T cells are collected and isolated from either the cancer patient or a donor and then genetically modified to recognize cancer-associated antigens or molecules which may have escaped detection from the patient’s immune system. Afterwards, the resulting chimeric antigen receptor (CAR)-T cells are expanded and grown in large quantities in the lab and infused into the patient. CAR-T cells can then recognize and kill tumor cells which express cancer-specific antigens in the patient. This process is often referred to as “bench to bedside” as it delivers a research product directly to the patient.

How is CAR-T cell therapy being used today?

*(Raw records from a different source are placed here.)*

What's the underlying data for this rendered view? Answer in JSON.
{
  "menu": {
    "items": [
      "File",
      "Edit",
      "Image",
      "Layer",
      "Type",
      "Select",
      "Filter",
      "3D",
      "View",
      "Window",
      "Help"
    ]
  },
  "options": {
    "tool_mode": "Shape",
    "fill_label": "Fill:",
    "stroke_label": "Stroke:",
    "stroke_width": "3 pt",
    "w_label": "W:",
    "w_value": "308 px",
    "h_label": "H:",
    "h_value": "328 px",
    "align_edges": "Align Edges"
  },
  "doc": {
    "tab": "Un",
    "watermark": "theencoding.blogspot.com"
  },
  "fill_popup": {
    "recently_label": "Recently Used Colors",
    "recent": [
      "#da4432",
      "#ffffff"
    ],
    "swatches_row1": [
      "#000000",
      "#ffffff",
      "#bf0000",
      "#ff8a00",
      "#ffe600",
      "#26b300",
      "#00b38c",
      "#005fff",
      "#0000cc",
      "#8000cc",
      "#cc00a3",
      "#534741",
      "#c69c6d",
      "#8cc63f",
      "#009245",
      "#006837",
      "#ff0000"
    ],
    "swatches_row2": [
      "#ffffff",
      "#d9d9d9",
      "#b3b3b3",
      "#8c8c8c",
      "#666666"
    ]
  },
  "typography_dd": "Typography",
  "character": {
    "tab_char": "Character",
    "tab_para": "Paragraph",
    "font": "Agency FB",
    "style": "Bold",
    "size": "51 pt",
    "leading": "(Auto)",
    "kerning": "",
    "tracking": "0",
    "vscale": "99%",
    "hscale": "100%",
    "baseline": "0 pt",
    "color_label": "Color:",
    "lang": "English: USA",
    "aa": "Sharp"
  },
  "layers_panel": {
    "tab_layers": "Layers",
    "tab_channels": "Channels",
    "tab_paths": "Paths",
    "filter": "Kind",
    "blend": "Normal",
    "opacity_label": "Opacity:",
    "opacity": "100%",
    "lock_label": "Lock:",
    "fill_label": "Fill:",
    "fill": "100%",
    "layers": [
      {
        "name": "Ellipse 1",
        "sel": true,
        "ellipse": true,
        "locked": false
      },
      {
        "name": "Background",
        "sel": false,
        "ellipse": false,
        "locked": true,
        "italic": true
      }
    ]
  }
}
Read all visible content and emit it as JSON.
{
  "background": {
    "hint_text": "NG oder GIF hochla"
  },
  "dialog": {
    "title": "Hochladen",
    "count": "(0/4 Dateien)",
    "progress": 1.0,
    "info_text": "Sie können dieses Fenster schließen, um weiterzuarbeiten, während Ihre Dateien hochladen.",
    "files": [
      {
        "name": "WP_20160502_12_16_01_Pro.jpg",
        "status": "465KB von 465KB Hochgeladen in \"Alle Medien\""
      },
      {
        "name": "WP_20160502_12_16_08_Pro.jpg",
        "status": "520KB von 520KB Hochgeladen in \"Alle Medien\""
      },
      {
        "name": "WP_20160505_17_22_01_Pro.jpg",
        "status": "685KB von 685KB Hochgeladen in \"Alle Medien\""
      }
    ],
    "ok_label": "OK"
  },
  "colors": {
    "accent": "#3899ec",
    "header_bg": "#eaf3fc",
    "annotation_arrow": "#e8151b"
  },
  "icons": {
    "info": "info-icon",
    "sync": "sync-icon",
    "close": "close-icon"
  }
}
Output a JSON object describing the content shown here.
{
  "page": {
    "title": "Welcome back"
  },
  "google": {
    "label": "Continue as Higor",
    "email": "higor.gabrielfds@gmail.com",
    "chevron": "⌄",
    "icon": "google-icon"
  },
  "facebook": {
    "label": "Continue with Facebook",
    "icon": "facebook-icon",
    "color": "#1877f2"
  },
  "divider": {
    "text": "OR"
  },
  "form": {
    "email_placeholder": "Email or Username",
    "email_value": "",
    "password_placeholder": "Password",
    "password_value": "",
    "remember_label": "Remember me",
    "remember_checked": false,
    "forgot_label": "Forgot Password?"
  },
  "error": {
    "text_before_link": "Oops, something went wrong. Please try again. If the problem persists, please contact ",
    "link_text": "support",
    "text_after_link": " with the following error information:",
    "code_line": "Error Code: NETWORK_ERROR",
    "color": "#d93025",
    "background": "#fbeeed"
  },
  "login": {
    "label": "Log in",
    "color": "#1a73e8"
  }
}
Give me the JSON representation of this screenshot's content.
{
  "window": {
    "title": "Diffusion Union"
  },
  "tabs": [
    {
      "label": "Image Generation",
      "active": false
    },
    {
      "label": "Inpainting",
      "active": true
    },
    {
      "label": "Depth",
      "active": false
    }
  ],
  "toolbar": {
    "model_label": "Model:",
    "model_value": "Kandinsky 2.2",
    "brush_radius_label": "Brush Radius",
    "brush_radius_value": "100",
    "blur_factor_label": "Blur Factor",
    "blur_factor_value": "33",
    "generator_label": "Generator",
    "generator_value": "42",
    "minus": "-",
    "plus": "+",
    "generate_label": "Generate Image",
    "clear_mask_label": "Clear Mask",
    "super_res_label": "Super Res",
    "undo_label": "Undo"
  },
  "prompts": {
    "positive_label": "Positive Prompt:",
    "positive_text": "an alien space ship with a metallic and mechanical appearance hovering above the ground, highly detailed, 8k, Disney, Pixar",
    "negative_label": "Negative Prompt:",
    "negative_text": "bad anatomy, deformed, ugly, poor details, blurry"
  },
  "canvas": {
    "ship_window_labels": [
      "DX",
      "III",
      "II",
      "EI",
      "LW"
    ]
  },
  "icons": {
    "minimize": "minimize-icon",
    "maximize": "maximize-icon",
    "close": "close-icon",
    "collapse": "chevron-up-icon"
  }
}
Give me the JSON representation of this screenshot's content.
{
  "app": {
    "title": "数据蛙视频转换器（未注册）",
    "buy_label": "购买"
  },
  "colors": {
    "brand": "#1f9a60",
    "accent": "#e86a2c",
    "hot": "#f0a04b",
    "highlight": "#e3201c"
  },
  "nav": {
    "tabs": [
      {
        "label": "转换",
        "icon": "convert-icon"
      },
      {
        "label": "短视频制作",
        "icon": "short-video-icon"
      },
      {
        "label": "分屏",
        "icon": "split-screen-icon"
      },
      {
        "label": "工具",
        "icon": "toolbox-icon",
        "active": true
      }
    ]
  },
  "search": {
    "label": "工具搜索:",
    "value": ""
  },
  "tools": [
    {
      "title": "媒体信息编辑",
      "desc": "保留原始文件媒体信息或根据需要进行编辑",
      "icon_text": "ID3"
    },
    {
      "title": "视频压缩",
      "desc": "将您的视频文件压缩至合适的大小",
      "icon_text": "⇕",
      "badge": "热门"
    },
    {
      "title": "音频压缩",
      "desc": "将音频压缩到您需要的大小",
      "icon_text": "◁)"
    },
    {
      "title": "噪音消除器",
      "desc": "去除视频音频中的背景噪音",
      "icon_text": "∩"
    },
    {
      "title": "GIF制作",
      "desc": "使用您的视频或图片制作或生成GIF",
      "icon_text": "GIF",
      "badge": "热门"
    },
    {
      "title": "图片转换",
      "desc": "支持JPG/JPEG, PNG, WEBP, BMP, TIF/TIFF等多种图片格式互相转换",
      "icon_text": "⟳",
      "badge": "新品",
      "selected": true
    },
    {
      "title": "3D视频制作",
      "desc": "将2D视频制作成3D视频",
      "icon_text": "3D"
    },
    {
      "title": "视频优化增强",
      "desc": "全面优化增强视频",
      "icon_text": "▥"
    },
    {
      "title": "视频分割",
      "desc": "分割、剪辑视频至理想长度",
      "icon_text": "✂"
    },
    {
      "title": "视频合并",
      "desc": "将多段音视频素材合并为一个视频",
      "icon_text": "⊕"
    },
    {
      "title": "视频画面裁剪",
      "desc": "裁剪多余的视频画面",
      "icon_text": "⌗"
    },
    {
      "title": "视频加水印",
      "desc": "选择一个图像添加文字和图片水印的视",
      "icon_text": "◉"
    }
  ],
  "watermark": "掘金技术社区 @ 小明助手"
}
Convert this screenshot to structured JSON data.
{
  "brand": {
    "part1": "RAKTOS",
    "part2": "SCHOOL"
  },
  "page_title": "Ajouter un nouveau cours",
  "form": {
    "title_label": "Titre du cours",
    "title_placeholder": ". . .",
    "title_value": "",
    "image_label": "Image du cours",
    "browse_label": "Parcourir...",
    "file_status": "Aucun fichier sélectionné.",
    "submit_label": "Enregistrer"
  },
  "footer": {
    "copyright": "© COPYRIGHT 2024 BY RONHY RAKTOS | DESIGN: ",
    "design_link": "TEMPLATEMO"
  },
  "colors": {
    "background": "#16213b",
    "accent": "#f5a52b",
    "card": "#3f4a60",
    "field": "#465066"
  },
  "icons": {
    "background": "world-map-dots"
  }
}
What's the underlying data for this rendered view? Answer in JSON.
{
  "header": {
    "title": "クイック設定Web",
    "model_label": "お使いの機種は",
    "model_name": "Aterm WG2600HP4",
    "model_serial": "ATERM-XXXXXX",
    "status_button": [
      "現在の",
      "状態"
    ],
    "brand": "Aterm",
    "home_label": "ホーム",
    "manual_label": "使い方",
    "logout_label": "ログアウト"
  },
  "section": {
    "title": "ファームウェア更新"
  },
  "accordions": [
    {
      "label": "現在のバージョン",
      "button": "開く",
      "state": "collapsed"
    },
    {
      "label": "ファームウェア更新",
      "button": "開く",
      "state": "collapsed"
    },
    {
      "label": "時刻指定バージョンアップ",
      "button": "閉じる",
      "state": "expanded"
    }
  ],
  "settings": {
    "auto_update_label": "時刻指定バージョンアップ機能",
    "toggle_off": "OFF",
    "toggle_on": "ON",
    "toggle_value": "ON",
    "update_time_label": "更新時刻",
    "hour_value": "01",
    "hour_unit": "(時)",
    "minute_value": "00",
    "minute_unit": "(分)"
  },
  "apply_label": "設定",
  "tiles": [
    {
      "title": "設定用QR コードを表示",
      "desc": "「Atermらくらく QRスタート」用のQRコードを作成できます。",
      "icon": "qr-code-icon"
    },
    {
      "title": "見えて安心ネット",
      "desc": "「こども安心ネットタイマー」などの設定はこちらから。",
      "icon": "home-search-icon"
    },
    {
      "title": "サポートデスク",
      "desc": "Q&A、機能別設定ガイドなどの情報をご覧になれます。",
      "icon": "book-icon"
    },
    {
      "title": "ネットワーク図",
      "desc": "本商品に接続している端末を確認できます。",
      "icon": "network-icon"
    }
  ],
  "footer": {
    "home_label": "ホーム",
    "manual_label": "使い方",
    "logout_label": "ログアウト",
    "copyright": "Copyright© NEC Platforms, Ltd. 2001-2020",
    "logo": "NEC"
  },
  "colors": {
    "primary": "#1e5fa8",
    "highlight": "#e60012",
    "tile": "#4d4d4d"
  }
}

CAR-T cell therapy has shown great potential for the targeted treatment of various cancers, especially for patients who have relapsed or have not responded well to other treatments such as chemotherapy. In 2017, the FDA approved Kymriah, the first CAR-T cell therapy for acute lymphoblastic leukemia (ALL) and later granted approval of Yescarta for B cell lymphoma. In 2018, there are over 240 CAR-T clinical trials, with 144 trials taking place in the USA.  CAR-T cell therapy continues to be at the forefront of immuno-oncology research, with the need to develop new methods and improve current technologies to increase delivery and efficacy in the clinic.

How will my donation help?
Power Paks, collected using a procedure called leukapheresis, serve as healthy control samples for researchers and replicate the apheresis collection patients undergo when receiving CAR-T cell therapy. Accessing these samples which most closely mimic how cells are processed during a clinical trial helps researchers to replicate how cells will respond once genetically modified. This means that researchers are already one step closer in the development of a new CAR-T cell therapy.